I am trying to use the base R function list.files()
to return a list of file names (.txt files) so that I can import them in an automated way instead of writing a read.table()
line per file.
Here is the problem that I'm encountering:
Using the list.files()
function, I get the following output:
> list.files(pattern = "\\.txt$")
[1] "~$ DD - maskedfiletitle.txt"
[2] "~$ KP - maskedfiletitle.txt"
[3] "TF DD - maskedfiletitle.txt"
[4] "TL XF - maskedfiletitle.txt"
[5] "UR FG - maskedfiletitle.txt"
[6] "VB PD - maskedfiletitle.txt"
[7] "VS KP - maskedfiletitle.txt"
The desired output is the following:
[1] "TF DD - maskedfiletitle.txt"
[2] "TL XF - maskedfiletitle.txt"
[3] "UR FG - maskedfiletitle.txt"
[4] "VB PD - maskedfiletitle.txt"
[5] "VS KP - maskedfiletitle.txt"
It seems to always return the first and last file in the folder with the first two characters replaced by "~$". Obviously, if the next step is to read these files it will give an error message saying that the "~$" file does not exist.

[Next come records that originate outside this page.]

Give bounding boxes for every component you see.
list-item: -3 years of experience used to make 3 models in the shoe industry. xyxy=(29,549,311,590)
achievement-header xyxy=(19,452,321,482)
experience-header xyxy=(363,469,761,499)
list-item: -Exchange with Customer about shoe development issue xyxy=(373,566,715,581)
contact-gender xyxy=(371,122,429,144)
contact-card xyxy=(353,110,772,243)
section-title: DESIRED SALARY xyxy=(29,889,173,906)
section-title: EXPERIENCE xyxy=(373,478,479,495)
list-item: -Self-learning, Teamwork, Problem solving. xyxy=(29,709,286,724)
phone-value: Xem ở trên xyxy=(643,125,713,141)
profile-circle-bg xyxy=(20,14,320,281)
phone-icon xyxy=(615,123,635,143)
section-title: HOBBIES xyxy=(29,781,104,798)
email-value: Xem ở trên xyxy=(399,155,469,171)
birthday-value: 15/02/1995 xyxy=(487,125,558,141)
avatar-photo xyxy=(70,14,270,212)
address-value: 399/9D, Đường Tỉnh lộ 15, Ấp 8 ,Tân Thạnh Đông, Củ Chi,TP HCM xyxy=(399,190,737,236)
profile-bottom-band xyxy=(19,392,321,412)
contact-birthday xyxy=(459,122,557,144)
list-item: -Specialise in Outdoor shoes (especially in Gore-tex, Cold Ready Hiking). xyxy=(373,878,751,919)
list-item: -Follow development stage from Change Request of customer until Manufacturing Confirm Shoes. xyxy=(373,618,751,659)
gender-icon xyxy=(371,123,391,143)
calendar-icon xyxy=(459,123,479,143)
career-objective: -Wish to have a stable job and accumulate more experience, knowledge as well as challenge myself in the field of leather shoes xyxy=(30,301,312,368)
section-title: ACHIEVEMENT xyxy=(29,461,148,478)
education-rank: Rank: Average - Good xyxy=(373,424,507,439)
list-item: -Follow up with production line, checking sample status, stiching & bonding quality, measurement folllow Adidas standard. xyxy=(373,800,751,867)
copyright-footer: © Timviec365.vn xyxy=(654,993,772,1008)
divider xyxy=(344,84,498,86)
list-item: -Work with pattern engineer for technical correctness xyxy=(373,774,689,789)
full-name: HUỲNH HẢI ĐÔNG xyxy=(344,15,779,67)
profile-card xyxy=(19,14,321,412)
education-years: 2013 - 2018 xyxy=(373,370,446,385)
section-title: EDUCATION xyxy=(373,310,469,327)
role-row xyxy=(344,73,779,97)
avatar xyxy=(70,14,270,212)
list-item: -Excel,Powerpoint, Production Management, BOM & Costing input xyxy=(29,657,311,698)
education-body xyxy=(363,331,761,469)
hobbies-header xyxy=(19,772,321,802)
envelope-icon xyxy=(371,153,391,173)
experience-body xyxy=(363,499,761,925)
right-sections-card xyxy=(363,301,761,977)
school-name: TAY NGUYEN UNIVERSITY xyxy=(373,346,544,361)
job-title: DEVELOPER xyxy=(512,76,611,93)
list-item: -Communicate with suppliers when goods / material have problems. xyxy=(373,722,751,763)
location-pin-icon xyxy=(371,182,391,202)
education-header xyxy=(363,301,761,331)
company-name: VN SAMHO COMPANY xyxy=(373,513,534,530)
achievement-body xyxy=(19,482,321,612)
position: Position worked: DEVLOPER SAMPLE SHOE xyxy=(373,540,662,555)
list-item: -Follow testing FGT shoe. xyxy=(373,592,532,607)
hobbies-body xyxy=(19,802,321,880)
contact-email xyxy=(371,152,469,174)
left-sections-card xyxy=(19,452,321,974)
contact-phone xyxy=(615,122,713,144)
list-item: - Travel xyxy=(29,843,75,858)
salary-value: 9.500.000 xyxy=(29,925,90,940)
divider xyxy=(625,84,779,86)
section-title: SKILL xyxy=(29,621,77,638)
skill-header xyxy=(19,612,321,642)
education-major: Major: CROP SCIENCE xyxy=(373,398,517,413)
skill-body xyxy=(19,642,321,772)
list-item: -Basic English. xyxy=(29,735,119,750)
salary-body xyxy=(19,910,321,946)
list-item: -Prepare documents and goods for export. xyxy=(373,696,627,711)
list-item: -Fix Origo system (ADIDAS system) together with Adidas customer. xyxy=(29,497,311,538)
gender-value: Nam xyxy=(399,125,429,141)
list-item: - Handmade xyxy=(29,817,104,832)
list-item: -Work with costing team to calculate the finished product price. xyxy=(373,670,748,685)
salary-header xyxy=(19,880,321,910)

For now I have worked around this by simply removing the first two elements. However, I have no answer as to why this behaviour occurs.
I have tried removing all non .txt files from the folder and rewriting the function to use different arguments:
> list.files(all.files = FALSE, no.. = TRUE)
[1] "~$ DD - maskedfiletitle.txt"
[2] "~$ KP - maskedfiletitle.txt"
[3] "TF DD - maskedfiletitle.txt"
[4] "TL XF - maskedfiletitle.txt"
[5] "UR FG - maskedfiletitle.txt"
[6] "VB PD - maskedfiletitle.txt"
[7] "VS KP - maskedfiletitle.txt"
This, however, also gives me the first and last file with the first two characters changed to "~$".
Now, it's not a critical error or anything, but I'm interested in learning where this behaviour comes from. I have read through the help section of the function and I've searched a bit on the web but I cannot find anything that explains it and I am quite stumped.
Do let me know if I need to provide more information!
Usually any file that starts with ~$
is a temporary file (at least on Windows). If any of your .txt files are currently open, try closing them first.
Otherwise, I thought you might be able to combine the files that end with .txt
and files that don't start with ~$
conditions into one regex to use in the pattern
argument (using "^(?!~\\$).*\\.txt$"
). However, the pattern
argument in list.files
doesn't support negative lookahead directly, so you need to do it in two steps:
.txt
(as you've already done)~$
my_files <- list.files(pattern = "\\.txt$")
txt_files <- my_files[!grepl("^~\\$", my_files)]